Owner driven small and mid-size companies grow quickly, but may at some point, consider professionalizing the business, to allow the next generation to take over, or scale up the business, or to bring in strategic investors. Reasons could be many. Owner led firms usually depend on preferential access to clients (by virtue of the founder’s relationships), talent & capital. Clients would know them well, their bankers lend because of their track record, and talent within the company sticks on since they have grown with the founder. But it is hard for the next generation to replicate this pattern. The next generation may have other interests, succession could be an issue, the business may have passed the cash cow stage (and needs reinvention); there could be better opportunities; technology might be changing, allowing better positioned firms to take advantage of the existing franchise, or the founders may now want to take the back seat.
Apart from the above reasons, there could also be several internal challenges that necessitate transformation. It could be lack of expertise within the company to grow and scale up, inability to find the right talent, centralized decision making, lack of second level leadership, an informal culture that is reactive, lack of predictability and sustainability etc.

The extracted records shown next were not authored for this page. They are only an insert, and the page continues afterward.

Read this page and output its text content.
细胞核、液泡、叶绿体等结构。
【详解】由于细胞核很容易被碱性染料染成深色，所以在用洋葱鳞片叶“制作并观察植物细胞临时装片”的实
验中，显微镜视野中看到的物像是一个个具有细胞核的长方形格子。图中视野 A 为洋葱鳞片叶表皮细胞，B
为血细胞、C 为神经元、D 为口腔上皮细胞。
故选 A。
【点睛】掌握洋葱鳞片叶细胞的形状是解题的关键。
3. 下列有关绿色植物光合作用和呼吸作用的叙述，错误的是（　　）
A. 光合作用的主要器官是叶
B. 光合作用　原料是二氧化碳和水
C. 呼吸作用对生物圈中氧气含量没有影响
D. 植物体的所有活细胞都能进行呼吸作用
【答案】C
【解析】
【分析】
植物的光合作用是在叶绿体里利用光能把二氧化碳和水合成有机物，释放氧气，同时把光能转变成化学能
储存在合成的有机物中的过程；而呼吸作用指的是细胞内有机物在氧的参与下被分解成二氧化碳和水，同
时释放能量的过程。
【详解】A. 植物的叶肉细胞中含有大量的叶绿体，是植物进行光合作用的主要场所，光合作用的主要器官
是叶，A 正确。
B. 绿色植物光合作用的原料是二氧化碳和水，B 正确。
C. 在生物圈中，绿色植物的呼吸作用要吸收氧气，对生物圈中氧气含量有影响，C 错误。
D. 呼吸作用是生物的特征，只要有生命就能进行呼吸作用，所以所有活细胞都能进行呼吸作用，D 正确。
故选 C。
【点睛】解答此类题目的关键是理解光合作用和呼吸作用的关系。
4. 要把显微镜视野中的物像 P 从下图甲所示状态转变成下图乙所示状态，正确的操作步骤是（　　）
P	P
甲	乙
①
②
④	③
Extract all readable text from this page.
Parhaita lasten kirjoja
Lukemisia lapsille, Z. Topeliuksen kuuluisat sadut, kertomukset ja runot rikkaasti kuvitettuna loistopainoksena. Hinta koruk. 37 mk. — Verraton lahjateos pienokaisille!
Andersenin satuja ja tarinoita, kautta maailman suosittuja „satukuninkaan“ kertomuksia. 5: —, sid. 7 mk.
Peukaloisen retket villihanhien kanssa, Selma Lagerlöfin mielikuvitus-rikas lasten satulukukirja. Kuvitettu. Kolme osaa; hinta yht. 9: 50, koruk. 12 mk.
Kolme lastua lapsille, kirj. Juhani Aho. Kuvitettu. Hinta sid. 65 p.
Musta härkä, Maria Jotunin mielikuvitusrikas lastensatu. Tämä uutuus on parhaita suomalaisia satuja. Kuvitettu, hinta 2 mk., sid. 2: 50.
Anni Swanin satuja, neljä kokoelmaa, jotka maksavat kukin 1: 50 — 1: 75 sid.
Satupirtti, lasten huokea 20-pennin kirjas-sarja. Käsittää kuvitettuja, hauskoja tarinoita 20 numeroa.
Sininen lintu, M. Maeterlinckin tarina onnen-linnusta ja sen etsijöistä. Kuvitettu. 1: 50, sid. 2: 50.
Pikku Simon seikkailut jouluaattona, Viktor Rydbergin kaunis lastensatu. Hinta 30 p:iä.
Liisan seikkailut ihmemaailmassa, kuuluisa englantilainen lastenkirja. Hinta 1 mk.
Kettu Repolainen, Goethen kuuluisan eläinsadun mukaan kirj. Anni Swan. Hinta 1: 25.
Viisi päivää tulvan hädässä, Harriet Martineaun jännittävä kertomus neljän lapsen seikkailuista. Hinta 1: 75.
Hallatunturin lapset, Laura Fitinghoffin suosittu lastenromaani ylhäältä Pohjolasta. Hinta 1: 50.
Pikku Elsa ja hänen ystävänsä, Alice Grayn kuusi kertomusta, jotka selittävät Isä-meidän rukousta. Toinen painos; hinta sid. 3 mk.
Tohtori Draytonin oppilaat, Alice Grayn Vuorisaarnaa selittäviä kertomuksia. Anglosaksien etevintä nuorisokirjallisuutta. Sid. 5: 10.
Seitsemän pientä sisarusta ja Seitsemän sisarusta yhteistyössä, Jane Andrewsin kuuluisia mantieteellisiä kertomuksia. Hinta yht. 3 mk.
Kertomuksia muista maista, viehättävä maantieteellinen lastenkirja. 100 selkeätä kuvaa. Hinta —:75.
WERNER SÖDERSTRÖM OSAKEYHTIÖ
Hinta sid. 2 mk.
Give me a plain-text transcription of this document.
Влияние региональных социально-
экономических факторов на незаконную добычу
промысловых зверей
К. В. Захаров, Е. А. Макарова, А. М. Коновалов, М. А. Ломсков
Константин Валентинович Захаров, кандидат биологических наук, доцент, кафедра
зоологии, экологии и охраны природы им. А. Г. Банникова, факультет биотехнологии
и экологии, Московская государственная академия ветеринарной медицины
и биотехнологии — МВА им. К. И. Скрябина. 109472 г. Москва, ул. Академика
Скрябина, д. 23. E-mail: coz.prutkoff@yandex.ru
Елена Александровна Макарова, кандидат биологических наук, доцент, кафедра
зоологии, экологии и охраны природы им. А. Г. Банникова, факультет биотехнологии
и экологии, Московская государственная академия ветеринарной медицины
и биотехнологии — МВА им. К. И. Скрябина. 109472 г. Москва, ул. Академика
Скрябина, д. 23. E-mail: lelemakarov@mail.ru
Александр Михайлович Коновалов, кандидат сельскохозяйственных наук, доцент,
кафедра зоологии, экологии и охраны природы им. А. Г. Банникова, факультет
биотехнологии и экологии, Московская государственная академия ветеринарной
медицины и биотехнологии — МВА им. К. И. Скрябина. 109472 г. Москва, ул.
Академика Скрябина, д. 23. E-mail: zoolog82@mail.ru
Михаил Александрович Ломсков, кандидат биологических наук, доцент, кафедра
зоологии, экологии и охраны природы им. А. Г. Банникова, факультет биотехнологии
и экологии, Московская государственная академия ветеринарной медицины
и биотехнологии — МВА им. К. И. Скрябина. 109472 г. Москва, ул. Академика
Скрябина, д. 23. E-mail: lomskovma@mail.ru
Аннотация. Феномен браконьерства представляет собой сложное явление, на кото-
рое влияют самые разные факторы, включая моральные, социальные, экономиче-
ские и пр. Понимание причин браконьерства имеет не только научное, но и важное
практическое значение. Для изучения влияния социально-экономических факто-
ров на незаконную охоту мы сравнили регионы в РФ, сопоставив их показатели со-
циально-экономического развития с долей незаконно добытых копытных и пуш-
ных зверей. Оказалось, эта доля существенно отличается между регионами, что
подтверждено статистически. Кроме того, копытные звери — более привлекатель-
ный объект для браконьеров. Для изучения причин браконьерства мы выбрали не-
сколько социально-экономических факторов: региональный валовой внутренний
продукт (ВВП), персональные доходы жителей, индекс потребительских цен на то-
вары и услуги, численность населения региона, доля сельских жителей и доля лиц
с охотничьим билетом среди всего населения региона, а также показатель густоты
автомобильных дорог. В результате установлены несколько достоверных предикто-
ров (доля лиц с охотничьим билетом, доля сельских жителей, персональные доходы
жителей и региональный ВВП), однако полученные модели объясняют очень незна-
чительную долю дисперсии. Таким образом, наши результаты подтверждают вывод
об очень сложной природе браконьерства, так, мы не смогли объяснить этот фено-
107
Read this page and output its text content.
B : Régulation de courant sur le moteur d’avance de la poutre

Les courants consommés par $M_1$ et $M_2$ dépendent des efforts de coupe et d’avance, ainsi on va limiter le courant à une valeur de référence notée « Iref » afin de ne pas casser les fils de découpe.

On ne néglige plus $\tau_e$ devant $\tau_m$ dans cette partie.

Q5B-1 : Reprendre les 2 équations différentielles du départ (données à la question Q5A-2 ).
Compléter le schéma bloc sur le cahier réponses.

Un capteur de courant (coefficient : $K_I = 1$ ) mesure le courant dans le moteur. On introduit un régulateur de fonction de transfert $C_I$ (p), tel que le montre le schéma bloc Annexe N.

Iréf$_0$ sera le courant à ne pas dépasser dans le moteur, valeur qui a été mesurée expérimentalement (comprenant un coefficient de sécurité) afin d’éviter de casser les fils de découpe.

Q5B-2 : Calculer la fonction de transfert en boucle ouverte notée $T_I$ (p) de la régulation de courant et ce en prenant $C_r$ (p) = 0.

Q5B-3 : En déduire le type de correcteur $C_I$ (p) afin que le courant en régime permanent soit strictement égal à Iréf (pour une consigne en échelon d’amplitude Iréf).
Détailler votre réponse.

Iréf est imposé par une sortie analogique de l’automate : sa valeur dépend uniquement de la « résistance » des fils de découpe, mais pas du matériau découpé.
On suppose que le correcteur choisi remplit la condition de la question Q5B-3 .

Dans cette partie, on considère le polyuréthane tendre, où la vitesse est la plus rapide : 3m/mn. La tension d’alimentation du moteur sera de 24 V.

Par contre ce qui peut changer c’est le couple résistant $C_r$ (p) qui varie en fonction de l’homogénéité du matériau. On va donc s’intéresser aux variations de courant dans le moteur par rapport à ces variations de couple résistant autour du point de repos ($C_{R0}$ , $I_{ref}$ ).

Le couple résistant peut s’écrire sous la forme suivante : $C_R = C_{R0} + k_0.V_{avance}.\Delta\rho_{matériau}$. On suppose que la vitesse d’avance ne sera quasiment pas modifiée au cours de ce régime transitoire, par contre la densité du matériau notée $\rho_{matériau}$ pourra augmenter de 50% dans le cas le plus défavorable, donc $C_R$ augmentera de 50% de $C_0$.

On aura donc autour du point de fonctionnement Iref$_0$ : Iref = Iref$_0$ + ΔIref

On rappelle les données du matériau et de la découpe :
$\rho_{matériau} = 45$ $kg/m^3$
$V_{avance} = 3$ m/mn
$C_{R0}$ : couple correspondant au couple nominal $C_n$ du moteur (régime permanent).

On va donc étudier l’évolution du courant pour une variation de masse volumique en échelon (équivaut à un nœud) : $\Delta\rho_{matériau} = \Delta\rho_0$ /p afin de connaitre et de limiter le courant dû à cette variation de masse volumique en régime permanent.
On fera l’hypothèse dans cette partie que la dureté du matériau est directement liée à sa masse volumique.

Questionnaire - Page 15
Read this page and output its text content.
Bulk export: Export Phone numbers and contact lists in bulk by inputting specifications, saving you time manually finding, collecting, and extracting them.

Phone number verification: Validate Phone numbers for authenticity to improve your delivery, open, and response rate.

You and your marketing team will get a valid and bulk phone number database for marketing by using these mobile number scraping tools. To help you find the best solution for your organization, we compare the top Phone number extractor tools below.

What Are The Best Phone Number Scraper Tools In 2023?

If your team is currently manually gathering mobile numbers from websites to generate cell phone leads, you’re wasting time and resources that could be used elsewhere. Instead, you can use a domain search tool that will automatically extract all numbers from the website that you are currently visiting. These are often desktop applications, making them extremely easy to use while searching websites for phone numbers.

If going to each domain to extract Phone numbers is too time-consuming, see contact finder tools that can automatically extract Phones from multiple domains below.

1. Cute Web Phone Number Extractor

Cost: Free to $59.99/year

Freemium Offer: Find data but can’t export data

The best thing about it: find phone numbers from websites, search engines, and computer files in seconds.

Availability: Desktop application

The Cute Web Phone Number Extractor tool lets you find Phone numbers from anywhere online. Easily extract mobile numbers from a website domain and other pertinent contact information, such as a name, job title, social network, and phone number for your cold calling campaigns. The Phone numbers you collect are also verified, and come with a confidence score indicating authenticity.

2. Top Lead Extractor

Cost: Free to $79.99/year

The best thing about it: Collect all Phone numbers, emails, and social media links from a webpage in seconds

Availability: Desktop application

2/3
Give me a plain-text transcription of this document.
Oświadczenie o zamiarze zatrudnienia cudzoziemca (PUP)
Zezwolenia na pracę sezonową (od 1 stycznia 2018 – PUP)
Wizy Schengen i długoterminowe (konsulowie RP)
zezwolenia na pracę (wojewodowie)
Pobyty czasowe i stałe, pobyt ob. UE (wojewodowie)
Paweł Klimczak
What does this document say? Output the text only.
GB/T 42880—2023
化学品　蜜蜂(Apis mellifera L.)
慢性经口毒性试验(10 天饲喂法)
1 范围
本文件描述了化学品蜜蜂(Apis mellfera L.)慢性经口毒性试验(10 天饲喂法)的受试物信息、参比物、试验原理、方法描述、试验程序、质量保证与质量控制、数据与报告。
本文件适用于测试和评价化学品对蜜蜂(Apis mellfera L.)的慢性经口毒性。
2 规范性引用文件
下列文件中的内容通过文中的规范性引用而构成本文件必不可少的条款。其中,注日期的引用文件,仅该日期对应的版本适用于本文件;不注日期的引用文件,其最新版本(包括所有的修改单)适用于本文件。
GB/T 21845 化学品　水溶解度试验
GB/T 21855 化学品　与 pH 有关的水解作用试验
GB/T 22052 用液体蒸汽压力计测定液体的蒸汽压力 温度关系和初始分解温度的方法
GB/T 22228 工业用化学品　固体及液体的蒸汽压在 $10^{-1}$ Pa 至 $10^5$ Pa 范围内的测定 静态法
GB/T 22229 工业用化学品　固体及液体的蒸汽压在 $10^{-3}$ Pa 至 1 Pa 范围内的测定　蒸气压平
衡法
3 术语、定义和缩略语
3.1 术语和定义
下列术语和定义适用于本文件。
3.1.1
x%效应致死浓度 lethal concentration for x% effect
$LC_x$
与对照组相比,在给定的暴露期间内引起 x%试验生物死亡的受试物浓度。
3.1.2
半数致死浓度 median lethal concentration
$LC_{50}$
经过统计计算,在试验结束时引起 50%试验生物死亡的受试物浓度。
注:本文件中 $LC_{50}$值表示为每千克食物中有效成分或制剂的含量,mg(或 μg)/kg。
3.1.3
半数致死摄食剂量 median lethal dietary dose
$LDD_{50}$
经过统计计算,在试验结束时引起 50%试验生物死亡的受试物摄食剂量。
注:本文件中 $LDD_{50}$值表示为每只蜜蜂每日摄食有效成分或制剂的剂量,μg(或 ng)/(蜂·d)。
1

Regardless of the reasons, the transition from an owner driven to a professional structure involves various issues or blind spots, and it is well worth considering making changes along some of the following value drivers.
Goals & Strategy
Employees often cannot relate to goals, as they appear to point to some distant incongruent future. Daily activities seem more like fire-fighting and bear no link with either the goal or the ensuing strategy. Clarity on the goal at this stage in the life of an organization is essential. Goals should be about bringing in predictability in revenues, sustainability in operations, improving capabilities, transforming behaviour, team-work and co-ordination. While being cost efficient and reactive served the purpose all along, there needs to be a strong focus on being effective, becoming a prospector, exploring and exploiting market opportunities (using the Miles & Snow Typology). Such transformative goals should drive creation of strategy and subsequent work design. While leadership of the business is mostly clear on the strategy, it is the execution that presents difficulty. Hence identify core strategy, strengthen it first and then extend along adjacencies.
Organization Design
Organization design is critical to reach goals and implement strategy. Small firms grow as families, with decision making centralized with the founder-owner. Staff get used to the style over time and depend on the leader for decisions. The refrain from making any important decisions. Structures are also informal. A Goal means nothing to them, since it is considered the owner’s goal. Everyone is used to just taking instructions. This often leads to immense activity (as they are not clearly defined) and firefighting around thorny issues. It also indicates inefficient resource allocation. A well-designed structure that caters to the need of strategy – be it domain competence led, or product focussed or project focussed, will largely reduce such confusion. The structure also brings with it effective delegation and operational control that will reduce the burden on the founder.
Operational governance
Operational governance would mean implementing systems for co-ordination, information sharing, cross functional work flow design, assigning clear roles and responsibilities, checks and balances for operational governance, as well as performance management systems. It could be activity driven, result driven or behaviour driven. But, such systems help streamline work, documented processes enable hiring new talent, plugging them into the organization quickly and scaling up; teams then come together to get the work done and achieve goals. Behaviour aligns with the objectives and goals of the leadership. Rewards and increments that are usually subjective, need to be re-designed around performance and skills. It takes the load off the founder-leader and allows the leadership to focus on the next phase for the business.
People & talent
On the people front, smaller firms lack the broad range of expertise and deep functional competencies (while they do possess excellent domain/technical competence), especially in marketing, strategy, sales, operational governance. It is essential to bring in outside talent depending on the capabilities that need to be built out. For a leader, this could create a lot of noise, and leadership needs to rise above the noise. It would also be a good idea to outsource expertise and bring in external consultants. At the same time, existing loyal staff need to be assured that they are taken care of, need to be trained, and career paths need to be clarified.
Capability building
If core strategy going ahead is product development, then the right team needs to be hired, systems such as scrum/agile processes that enable iterative product development have to be implemented, market sensing skills have to be really acute and strengthened, product development team needs to be structured such that they are comfortable collaborating and networking with outside experts and technology partners. Outsourcing and contracting skills may play an important role too. Marketing capabilities need to be good enough to communicate the value of new products or solutions. An ability to create content & establish thought leadership may be crucial, especially in the B2B context. If operations and support and efficiency is the core strategy, then the capability needs to be built along different lines that bring in efficiency, meeting pre-set standards, quality etc. So, it all really boils down to the chosen strategy.
Change management
Last but actually the most important, is managing the change. Better to select small areas that can be worked on, and change can be demonstrated. This motivates staff, and helps other staff see for themselves as to what can be achieved. Hence mentoring people, guiding them, ensuring operational governance, having clear milestones are clearly important and clarity on these subjects will certainly help firms to transform and position themselves at the next level.